Add-in Outlook bernama AgreeTo yang tersedia di Microsoft Office Add-in Store dilaporkan telah dibajak dan diubah menjadi kit phishing untuk mencuri lebih dari 4.000 kredensial akun Microsoft.
AgreeTo awalnya merupakan tool penjadwalan rapat yang sah dan dikembangkan oleh penerbit independen. Modul ini telah tersedia di Microsoft Store sejak Desember 2022. Namun, setelah proyek tersebut ditinggalkan oleh pengembangnya, URL backend yang digunakan menjadi tidak terkelola—dan celah inilah yang dimanfaatkan pelaku.
URL Terlantar Dimanfaatkan Penyerang
Add-in Office pada dasarnya hanyalah URL yang memuat konten dari server pengembang ke dalam aplikasi Microsoft. AgreeTo menggunakan URL yang dihosting di Vercel (outlook-one.vercel.app).
Meski proyeknya ditinggalkan, add-in tetap tercantum di Microsoft Store dan tetap bisa digunakan oleh pengguna yang telah menginstalnya.
Seorang pelaku kemudian mengklaim kembali URL yang terlantar tersebut dan menanamkan kit phishing di dalamnya. Karena add-in telah disetujui sebelumnya oleh Microsoft—yang hanya memverifikasi file manifest saat pengajuan awal—tidak ada proses verifikasi lanjutan setelah publikasi.
Akibatnya, seluruh antarmuka dan sumber daya yang dimuat dari server kini berada di bawah kendali penyerang.
Halaman Login Palsu di Sidebar Outlook
Ketika pengguna membuka AgreeTo di Outlook, alih-alih melihat antarmuka penjadwalan rapat, mereka disajikan halaman login Microsoft palsu di sidebar aplikasi.
Tampilan ini sangat meyakinkan dan mudah disalahartikan sebagai prompt login resmi. Setiap kredensial yang dimasukkan korban dikirim ke pelaku melalui API bot Telegram.
Setelah itu, korban diarahkan ke halaman login Microsoft asli guna mengurangi kecurigaan.
4.000 Akun dan Data Sensitif Dicuri
Peneliti dari Koi Security yang menemukan insiden ini berhasil mengakses kanal eksfiltrasi milik pelaku. Mereka mengungkap bahwa lebih dari 4.000 akun Microsoft telah dicuri.
Selain username dan password, data lain yang ikut terekspos meliputi:
- Nomor kartu kredit
- Jawaban keamanan perbankan
- Informasi sensitif lainnya
Add-in tersebut juga memiliki izin ReadWriteItem, yang memungkinkan pembacaan dan modifikasi email pengguna, meski tidak ditemukan bukti aktivitas tersebut dilakukan.

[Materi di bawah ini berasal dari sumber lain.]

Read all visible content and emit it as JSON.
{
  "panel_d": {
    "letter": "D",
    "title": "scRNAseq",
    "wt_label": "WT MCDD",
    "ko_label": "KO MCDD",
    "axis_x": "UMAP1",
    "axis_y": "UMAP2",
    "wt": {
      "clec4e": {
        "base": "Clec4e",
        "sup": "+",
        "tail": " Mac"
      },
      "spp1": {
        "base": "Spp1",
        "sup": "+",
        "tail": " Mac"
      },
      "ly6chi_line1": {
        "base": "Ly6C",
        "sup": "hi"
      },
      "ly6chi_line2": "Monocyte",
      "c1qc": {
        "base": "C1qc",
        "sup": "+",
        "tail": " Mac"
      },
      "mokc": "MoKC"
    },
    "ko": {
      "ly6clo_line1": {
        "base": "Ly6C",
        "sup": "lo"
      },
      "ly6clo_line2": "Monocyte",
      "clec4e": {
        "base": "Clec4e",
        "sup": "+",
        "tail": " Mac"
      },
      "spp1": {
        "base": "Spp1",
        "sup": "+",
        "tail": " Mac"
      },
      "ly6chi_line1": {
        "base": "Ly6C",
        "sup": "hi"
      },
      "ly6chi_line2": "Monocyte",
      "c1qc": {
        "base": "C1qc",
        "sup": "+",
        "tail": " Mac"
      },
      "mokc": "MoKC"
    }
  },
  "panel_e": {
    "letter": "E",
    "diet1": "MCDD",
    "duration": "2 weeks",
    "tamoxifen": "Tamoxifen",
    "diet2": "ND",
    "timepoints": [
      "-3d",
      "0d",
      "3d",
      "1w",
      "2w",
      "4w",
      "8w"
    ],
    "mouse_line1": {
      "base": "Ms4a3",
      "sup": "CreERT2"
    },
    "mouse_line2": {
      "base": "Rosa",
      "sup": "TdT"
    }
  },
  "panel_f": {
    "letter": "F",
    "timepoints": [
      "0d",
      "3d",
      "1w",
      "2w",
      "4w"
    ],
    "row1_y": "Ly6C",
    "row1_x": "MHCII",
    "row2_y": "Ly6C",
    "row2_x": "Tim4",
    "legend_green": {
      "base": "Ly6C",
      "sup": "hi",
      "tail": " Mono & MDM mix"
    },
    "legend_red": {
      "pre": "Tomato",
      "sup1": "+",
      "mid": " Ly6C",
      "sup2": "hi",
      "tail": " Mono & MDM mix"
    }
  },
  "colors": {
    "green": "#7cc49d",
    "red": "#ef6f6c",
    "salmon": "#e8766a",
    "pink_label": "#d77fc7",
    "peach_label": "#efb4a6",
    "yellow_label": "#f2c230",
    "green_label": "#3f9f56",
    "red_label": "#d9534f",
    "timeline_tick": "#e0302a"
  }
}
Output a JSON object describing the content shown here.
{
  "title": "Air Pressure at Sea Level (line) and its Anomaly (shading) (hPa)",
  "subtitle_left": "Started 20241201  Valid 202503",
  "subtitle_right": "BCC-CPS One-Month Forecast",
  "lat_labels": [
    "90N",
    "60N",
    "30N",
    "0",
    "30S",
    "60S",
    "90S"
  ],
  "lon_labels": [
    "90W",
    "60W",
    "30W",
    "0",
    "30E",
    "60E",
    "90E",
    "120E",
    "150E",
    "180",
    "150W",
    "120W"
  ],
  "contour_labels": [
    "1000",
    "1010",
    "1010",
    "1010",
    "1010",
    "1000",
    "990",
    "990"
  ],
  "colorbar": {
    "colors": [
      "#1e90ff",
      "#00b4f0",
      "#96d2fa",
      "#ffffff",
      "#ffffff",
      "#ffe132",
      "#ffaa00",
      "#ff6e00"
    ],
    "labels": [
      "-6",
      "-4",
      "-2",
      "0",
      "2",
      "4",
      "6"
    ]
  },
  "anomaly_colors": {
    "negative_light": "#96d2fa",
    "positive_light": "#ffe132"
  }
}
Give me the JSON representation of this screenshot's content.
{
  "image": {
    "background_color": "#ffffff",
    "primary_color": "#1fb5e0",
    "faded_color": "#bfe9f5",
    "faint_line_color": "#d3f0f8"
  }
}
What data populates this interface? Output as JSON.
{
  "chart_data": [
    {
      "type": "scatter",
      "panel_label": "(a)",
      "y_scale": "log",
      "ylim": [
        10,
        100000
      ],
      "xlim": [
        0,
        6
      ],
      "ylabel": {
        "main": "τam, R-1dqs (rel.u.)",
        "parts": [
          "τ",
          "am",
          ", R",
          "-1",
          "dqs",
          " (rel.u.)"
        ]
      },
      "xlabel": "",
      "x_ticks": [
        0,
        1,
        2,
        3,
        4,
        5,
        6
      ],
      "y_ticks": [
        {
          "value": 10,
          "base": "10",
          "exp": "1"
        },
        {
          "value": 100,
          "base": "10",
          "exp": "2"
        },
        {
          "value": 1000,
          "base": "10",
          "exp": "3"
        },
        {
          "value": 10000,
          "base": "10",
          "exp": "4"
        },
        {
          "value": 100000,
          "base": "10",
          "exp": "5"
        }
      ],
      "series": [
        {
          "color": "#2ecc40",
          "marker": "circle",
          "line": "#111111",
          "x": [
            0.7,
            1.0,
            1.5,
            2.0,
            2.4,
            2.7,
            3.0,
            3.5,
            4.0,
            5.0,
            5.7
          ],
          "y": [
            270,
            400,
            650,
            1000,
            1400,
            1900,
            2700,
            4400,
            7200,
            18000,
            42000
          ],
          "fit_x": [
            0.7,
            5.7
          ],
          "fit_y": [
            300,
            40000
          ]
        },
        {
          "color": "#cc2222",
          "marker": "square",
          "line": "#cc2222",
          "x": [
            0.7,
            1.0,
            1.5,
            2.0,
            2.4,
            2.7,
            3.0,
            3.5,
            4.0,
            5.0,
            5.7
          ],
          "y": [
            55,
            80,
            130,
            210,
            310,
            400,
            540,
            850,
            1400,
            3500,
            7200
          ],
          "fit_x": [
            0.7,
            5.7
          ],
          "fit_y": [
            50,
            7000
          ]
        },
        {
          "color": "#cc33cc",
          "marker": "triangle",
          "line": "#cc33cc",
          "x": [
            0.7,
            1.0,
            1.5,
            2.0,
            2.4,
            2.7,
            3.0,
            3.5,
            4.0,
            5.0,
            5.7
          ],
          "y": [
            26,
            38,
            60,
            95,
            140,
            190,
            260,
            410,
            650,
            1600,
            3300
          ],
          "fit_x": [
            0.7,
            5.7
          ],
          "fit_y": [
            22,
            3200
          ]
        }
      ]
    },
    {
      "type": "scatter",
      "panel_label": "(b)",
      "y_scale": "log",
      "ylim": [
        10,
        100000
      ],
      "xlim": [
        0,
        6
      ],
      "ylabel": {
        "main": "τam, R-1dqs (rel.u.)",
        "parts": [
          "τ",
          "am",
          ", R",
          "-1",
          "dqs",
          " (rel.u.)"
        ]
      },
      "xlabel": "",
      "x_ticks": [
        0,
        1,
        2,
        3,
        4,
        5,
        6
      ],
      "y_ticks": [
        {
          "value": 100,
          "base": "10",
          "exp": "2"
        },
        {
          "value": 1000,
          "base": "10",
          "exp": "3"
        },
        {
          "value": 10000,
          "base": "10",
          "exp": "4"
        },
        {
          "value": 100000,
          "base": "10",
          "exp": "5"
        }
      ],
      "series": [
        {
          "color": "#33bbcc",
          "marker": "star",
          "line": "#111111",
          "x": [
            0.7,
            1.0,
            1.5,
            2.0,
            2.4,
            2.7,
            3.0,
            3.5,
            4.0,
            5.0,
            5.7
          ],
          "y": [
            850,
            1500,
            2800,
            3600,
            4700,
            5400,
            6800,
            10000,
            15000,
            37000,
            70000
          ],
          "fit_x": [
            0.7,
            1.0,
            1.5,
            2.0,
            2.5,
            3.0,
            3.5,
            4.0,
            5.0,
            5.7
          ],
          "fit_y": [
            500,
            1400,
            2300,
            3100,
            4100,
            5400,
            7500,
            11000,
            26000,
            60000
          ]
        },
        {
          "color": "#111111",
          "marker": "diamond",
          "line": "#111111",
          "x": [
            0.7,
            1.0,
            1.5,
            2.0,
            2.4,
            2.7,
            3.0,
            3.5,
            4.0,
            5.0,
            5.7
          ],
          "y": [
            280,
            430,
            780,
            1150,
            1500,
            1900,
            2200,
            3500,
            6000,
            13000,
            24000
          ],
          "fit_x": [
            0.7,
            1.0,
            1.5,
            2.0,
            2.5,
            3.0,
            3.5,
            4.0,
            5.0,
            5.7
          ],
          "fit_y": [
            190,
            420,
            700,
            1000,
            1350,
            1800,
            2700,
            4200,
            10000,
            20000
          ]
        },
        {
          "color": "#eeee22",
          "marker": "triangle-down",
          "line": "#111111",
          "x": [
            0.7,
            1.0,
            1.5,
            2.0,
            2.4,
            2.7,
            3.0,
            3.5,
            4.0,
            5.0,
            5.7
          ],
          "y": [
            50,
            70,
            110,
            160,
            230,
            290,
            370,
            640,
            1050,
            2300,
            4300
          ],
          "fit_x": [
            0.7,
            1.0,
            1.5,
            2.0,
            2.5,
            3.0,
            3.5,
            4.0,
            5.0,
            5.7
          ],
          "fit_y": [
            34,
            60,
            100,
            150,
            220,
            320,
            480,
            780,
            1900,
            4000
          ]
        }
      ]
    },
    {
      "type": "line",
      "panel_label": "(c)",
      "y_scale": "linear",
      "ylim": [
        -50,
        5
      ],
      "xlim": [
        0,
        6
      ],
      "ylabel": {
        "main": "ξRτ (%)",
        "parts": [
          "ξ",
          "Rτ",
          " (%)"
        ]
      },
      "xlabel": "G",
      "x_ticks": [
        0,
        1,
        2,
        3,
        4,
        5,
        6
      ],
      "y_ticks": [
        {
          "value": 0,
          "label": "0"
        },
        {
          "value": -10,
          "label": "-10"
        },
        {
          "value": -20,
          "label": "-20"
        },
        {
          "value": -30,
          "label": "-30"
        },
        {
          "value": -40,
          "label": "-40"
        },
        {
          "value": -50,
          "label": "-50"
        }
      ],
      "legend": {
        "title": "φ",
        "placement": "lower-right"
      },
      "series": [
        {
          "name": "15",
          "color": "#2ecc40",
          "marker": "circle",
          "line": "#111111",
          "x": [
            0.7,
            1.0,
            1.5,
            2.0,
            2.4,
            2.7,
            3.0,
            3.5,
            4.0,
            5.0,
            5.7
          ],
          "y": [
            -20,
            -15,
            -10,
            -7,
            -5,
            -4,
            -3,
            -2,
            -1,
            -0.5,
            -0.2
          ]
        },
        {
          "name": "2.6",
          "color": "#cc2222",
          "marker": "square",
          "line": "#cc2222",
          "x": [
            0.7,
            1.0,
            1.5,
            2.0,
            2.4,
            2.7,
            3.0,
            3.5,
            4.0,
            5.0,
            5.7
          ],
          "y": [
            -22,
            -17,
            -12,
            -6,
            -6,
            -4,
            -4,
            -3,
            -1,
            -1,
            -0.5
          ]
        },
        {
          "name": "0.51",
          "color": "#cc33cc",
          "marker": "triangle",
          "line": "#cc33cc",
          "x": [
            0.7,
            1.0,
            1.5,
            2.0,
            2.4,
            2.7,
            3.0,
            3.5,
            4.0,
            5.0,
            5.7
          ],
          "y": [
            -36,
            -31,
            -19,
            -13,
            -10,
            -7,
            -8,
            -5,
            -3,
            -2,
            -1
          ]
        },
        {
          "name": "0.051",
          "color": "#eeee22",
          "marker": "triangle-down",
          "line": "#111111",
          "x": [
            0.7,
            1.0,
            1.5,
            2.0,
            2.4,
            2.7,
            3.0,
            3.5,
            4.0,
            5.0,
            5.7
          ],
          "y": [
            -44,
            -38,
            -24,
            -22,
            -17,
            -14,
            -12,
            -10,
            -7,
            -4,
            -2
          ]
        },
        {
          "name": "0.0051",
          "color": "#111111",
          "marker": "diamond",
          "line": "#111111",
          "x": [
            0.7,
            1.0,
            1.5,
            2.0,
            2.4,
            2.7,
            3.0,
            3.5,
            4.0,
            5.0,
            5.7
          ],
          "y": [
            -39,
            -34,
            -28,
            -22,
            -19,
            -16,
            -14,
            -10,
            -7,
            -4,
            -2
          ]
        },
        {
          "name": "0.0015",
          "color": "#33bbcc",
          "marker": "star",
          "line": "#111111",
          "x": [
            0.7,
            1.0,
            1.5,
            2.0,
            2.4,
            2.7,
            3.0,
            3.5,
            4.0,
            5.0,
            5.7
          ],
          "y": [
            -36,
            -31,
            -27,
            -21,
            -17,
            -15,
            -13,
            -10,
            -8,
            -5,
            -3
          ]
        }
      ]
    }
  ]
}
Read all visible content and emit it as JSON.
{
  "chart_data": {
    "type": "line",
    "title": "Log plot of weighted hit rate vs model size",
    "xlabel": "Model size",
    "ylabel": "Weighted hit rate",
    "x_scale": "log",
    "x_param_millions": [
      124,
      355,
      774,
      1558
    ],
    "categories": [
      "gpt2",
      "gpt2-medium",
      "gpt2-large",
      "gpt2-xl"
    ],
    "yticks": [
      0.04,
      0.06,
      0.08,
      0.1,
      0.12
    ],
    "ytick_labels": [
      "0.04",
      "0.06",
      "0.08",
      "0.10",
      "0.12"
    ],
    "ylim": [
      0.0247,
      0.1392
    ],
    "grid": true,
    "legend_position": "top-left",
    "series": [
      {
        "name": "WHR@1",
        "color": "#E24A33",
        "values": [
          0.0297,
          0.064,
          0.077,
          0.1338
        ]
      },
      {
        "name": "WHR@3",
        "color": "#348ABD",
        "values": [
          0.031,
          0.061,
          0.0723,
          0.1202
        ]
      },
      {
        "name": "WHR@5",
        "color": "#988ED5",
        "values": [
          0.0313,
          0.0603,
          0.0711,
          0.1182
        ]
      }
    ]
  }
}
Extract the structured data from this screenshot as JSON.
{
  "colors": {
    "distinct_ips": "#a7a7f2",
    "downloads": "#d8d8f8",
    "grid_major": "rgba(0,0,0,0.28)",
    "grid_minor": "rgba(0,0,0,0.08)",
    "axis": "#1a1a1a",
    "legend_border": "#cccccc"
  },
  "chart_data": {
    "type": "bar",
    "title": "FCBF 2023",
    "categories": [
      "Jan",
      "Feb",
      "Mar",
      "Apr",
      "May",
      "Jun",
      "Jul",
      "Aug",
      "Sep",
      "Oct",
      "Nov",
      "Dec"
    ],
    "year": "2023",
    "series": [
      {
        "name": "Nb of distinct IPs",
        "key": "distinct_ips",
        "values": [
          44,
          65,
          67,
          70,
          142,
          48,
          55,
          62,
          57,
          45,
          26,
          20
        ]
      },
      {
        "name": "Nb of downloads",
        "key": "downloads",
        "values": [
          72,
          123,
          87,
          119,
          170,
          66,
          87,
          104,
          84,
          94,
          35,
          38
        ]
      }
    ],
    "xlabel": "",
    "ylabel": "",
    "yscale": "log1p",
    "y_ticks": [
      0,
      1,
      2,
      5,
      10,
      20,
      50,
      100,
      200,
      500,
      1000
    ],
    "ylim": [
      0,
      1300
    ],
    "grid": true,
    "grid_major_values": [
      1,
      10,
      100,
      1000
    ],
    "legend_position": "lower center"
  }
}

Diduga Bagian dari Operasi Lebih Besar
Peneliti menyatakan bahwa operator di balik serangan ini mengelola setidaknya selusin kit phishing lain yang menargetkan penyedia layanan internet, bank, dan layanan webmail.
Kasus AgreeTo menjadi perhatian khusus karena diduga merupakan malware pertama yang ditemukan di Microsoft Marketplace resmi serta add-in Outlook berbahaya pertama yang terdeteksi secara nyata di ekosistem tersebut.
Microsoft telah menghapus AgreeTo dari Store setelah temuan ini dipublikasikan. Hingga saat ini, belum ada pernyataan resmi dari perusahaan terkait insiden tersebut.
Rekomendasi untuk Pengguna
Jika Anda masih memiliki add-in AgreeTo terpasang di Outlook, disarankan untuk:
- Segera menghapus add-in tersebut
- Mengganti password akun Microsoft
- Mengaktifkan autentikasi multi-faktor (MFA)
- Memantau aktivitas akun untuk mendeteksi login mencurigakan
Insiden ini menyoroti risiko rantai pasok digital (supply chain) dalam ekosistem add-in, di mana komponen yang sah dapat berubah menjadi ancaman jika infrastruktur pengembang tidak lagi dikelola.